Bonhoeffer and forgiveness

John H January 25th, 2007

In my previous post, I suggested that Bonhoeffer’s treatment of the Lord’s Prayer provides additional evidence against any charge of legalism – whether that is legalism in the sense of outright works-righteousness, or in the sense of mixing law elements into the gospel.

What I had in mind was his treatment of the petition, “Forgive us our debts, as we also forgive our debtors”. Bonhoeffer writes:

Every day, Christ’s followers must acknowledge and bewail their guilt. Living as they do in fellowship with him, they ought to be sinless, but in practice their life is marred daily with all manner of unbelief, sloth in prayer, lack of bodily discipline, self-indulgence of every kind, envy, hatred and ambition. No wonder that they must pray daily for God’s forgiveness.

Note that this puts paid to any notion that Bonhoeffer is presenting sinless perfection, or even a certain level of legal obedience, as a condition for fellowship with Christ. We ought to be sinless, but in reality two things are true about us: we do live in fellowship with Christ, but at the same time we commit real sins that need real forgiveness. Simil iustus et peccator.

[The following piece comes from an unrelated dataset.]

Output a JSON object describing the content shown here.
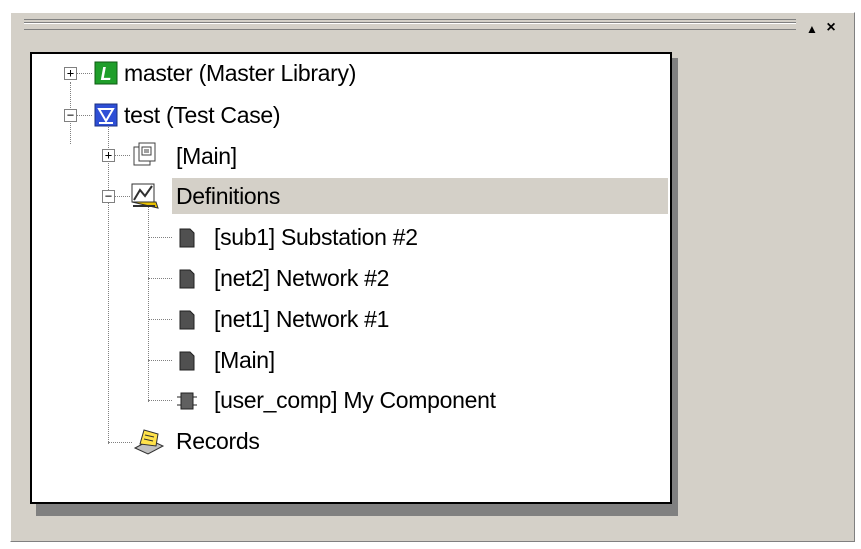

But here we hit a snag, namely the condition the prayer imposes on our forgiveness, and which Jesus reiterates in Matthew 6:14,15, immediately after the text of his prayer:

For if you forgive others their trespasses, your heavenly Father will also forgive you; but if you do not forgive others, neither will your Father forgive your trespasses.

Here, surely, is an opportunity for Bonhoeffer the legalist to bring the hammer down upon us again. The condition is quite simple and straightforward; Jesus means what he says; there is no escape. And indeed this is what Bonhoeffer appears to start to say. However, he then takes this thought in a radically different direction from that which one might expect:

But God will only forgive them if they forgive one another with readiness and brotherly affection. Thus they bring all their guilt before God and pray as a body for forgiveness. God forgive not merely me my debts, but us ours.

Note in particular the word “thus”: it is because we are required to forgive others that we make this prayer corporately. In other words, the corporate nature of the Lord’s prayer, its nature as a prayer of the church, means that it is its own fulfilment of the condition in this petition. As we pray this petition together, at that point we are actually forgiving those who have sinned against us by drawing them into the same prayer. The fact that the old self may spring back to life immediately after our prayer and resume its hatred and unforgiveness is neither here nor there.

Bonhoeffer makes the same point in his exposition of verses 14 and 15:

As a summing up Jesus emphasizes once more that everything depends on forgiveness of sin of which the disciples may only partake within the fellowship of sinners.

Again, this is as far from legalism as it is possible to get. This condition is not aimed at driving us to attempt its fulfilment by our own interior efforts to attain a “forgiving” state of mind; it is pointing us towards the place in which that forgiveness of the sins of others is made concrete and actual, the place in which we acknowledge that those around us are sinners and yet continue to live in fellowship with them: the church.